Du côté luthérien, on parle des adiaphora, c’est-à-dire des choses indifférentes pour la bonne profession de la foi ou de la vie pratique; du côté réformé calviniste, je crois avec plus de justesse, on parle de choses moyennes. Quelques simples critères bibliques nous permettront d’effectuer des distinctions nécessaires.
« L’éternel notre Dieu, l’Éternel est un » (Dt 6.14). Cette déclaration du livre du Deutéronome précède le premier et le grand commandement de la foi biblique. Elle est le premier article de tout catéchisme chrétien. Cela veut dire en pratique que ni les Baals ni les Astartés du pays de Canaan, ni les Zeus des Grecs ni l’Allah des déserts d’Arabie ne sont le vrai Dieu auquel le chrétien doit soumission. Il n’est pas légitime de changer le nom du Dieu de la révélation biblique en s’imaginant que l’on parle du même Dieu…
Il n’existe pas de révélation générale qui, de manière univoque, identifierait les divinités du passé et du présent avec l’Éternel Dieu de la Bible chrétienne. Aucune de ces religions et spiritualités n’annonce le Dieu à la fois unique et trinitaire. Pas plus d’ailleurs que « le fondement de l’être » de tel théologien protestant moderne ou de tel théologien ex-catholique romain. Non seulement la déclaration biblique est vraie, mais encore elle l’est exclusivement, de manière absolument certaine et vraie, qui ne tolère la moindre comparaison. Car si deux absolus existaient, celui du Dieu de la Bible et celui d’une autre foi, ils ne pourraient que s’exclure mutuellement.
D’autres points fondamentaux sont aussi clairement exposés dans la Bible. Leur répudiation reviendrait à ignorer le véritable christianisme. Songeons à la doctrine de la régénération, du renouvellement de la personne mortelle et pécheresse par l’efficace du Saint-Esprit. Le baptême administré au nom du Christ, avant même d’avoir pu développer une foi et un témoignage personnels; la prière adressée à Dieu au nom du Christ et portée au trône de sa grâce par le pouvoir efficace de l’Esprit Saint, ce sont là des points essentiels et fondamentaux de la foi.
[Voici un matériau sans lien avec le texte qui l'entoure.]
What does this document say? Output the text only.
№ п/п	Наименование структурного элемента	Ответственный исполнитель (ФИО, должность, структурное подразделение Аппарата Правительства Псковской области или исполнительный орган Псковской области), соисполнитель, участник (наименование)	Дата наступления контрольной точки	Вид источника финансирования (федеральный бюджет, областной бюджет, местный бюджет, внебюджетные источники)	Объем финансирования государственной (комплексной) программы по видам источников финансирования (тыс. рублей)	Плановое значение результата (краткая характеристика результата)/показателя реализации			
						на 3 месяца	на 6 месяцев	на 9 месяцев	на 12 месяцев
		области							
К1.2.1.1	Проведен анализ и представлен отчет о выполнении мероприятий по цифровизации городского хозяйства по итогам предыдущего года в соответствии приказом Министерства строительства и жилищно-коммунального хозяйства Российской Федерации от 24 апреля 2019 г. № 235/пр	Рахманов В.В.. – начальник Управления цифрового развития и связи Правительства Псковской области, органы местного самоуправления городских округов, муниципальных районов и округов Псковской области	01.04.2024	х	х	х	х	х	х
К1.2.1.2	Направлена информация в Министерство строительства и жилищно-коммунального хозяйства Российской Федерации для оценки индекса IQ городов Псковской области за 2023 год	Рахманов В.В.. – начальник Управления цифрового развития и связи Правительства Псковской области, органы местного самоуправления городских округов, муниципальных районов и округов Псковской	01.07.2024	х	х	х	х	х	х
Confesser Jésus-Christ comme le Fils unique de Dieu, engendré et non créé, manifestation visible sur terre du Père, et non seulement « fenêtre sur le ciel », « copain du ciel », ou doux enfant saint-sulpicien des crèches populaires… Voilà encore un point vital pour se tenir sur le fondement de la foi. Cette confession sera associée bientôt à celle de la Trinité (Mt 28.20).
Pour n’en rester qu’au chapitre de la christologie, rappelons la très forte insistance du Nouveau Testament sur l’incarnation. Quiconque déclare que ce Jésus n’est pas le Fils incarné de Dieu se fait complice et est le porte-parole de l’Antichrist (1 Jn 4.3; 2 Jn 1.7). Au sein de l’Église, disent les écrits du Nouveau Testament, se trouvent des docteurs auxquels non seulement il ne faut accorder aucun crédit, mais qu’il ne faut même pas accueillir ou saluer! (2 Jn 1.10).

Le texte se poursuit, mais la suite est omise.